In order to add a vehicle to FordPass, the owner must request the connection from the app on their phone and then subsequently accept the request via the infotainment screen. The trick, according to several people who claim to have pulled this off themselves, is requesting access in the FordPass app and hoping that someone is not only in the truck when the request is sent, but also approves the request. Obviously, that’s a tall order when the vehicle is still in Ford’s hands. What’s even weirder is that this process seems to be wildly inconsistent. Others say they received an error message in the FordPass app that tells them to wait until they have taken delivery of their vehicle before attempting to activate it.

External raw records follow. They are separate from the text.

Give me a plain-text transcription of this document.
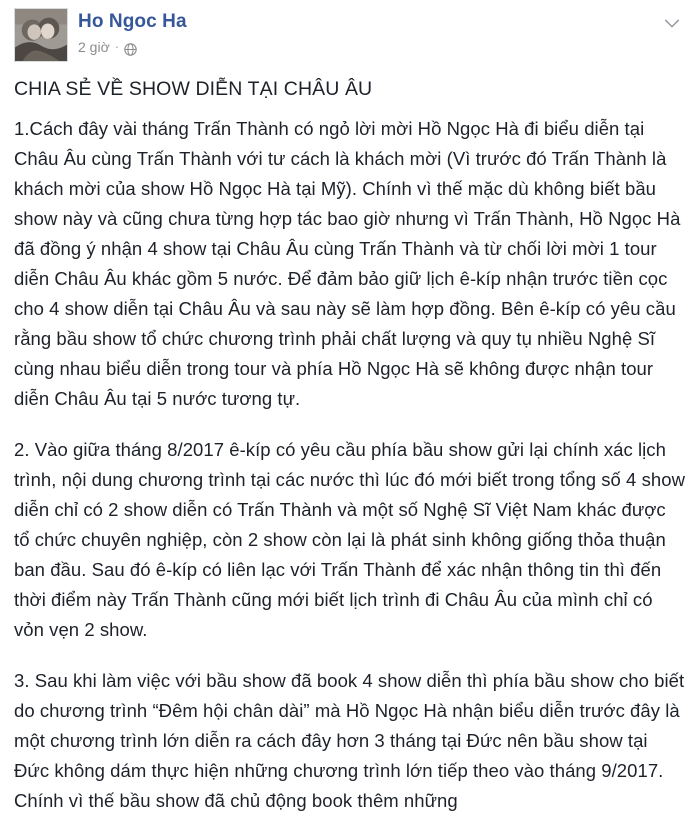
Ho Ngoc Ha
2 giờ ·
CHIA SẺ VỀ SHOW DIỄN TẠI CHÂU ÂU

1.Cách đây vài tháng Trấn Thành có ngỏ lời mời Hồ Ngọc Hà đi biểu diễn tại Châu Âu cùng Trấn Thành với tư cách là khách mời (Vì trước đó Trấn Thành là khách mời của show Hồ Ngọc Hà tại Mỹ). Chính vì thế mặc dù không biết bầu show này và cũng chưa từng hợp tác bao giờ nhưng vì Trấn Thành, Hồ Ngọc Hà đã đồng ý nhận 4 show tại Châu Âu cùng Trấn Thành và từ chối lời mời 1 tour diễn Châu Âu khác gồm 5 nước. Để đảm bảo giữ lịch ê-kíp nhận trước tiền cọc cho 4 show diễn tại Châu Âu và sau này sẽ làm hợp đồng. Bên ê-kíp có yêu cầu rằng bầu show tổ chức chương trình phải chất lượng và quy tụ nhiều Nghệ Sĩ cùng nhau biểu diễn trong tour và phía Hồ Ngọc Hà sẽ không được nhận tour diễn Châu Âu tại 5 nước tương tự.

2. Vào giữa tháng 8/2017 ê-kíp có yêu cầu phía bầu show gửi lại chính xác lịch trình, nội dung chương trình tại các nước thì lúc đó mới biết trong tổng số 4 show diễn chỉ có 2 show diễn có Trấn Thành và một số Nghệ Sĩ Việt Nam khác được tổ chức chuyên nghiệp, còn 2 show còn lại là phát sinh không giống thỏa thuận ban đầu. Sau đó ê-kíp có liên lạc với Trấn Thành để xác nhận thông tin thì đến thời điểm này Trấn Thành cũng mới biết lịch trình đi Châu Âu của mình chỉ có vỏn vẹn 2 show.

3. Sau khi làm việc với bầu show đã book 4 show diễn thì phía bầu show cho biết do chương trình “Đêm hội chân dài” mà Hồ Ngọc Hà nhận biểu diễn trước đây là một chương trình lớn diễn ra cách đây hơn 3 tháng tại Đức nên bầu show tại Đức không dám thực hiện những chương trình lớn tiếp theo vào tháng 9/2017. Chính vì thế bầu show đã chủ động book thêm những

When Klafehn first located the truck, the map placed it near Ford’s Taylor Properties, which is about eight miles away from the plant where the Lightning is built. It’s not clear what this building is used for; however, a quick check on Google Street View shows a lot full of brand new trucks, meaning it may be used as a temporary storage facility before a vehicle is transported to a dealership.

The following day, Klafehn noticed that his truck-to-be was parked at the Roush plant in Allen Park, about two miles away from its previous pin. This same campus is where Ford’s Vehicle Performance and Electrification Center is located. It’s another unknown why the Lightning was parked here, though AutoEvolution says that this plant is the last stop before vehicles are shipped to the dealer. Another owner who appears to have had access to FordPass mentions that his Lightning was also parked at the Roush facility for several days.

Unfortunately, this would be the last time Klafehn’s truck’s location would be posted on Facebook.

Several hours after the AutoEvolution article was published, Klafehn received a notification on his phone that the truck had been removed from his FordPass app. It’s not immediately clear why the vehicle was removed, though it’s possible that the vehicle may have been placed in Transport Mode. This disables certain features to reduce the drain on the vehicle’s 12-volt battery while it’s being transported to the dealership. It’s also possible that Ford may have removed the truck from Klafehn’s app after realizing that he had access ahead of delivery. Ford didn’t respond to my request for comment at the time of writing.

Klafehn says that by the time his truck was disconnected from the app, it had around 50 miles on the odometer.

This was definitely a unique situation for any owner-to-be, and while it may have been a mistake that Klafehn was granted access, it would admittedly be cool to watch your new toy travel the logistics line after being built. It’s almost like following a live delivery of your Amazon package, except significantly more expensive and one of the most hotly anticipated electric vehicles to ever hit the highway.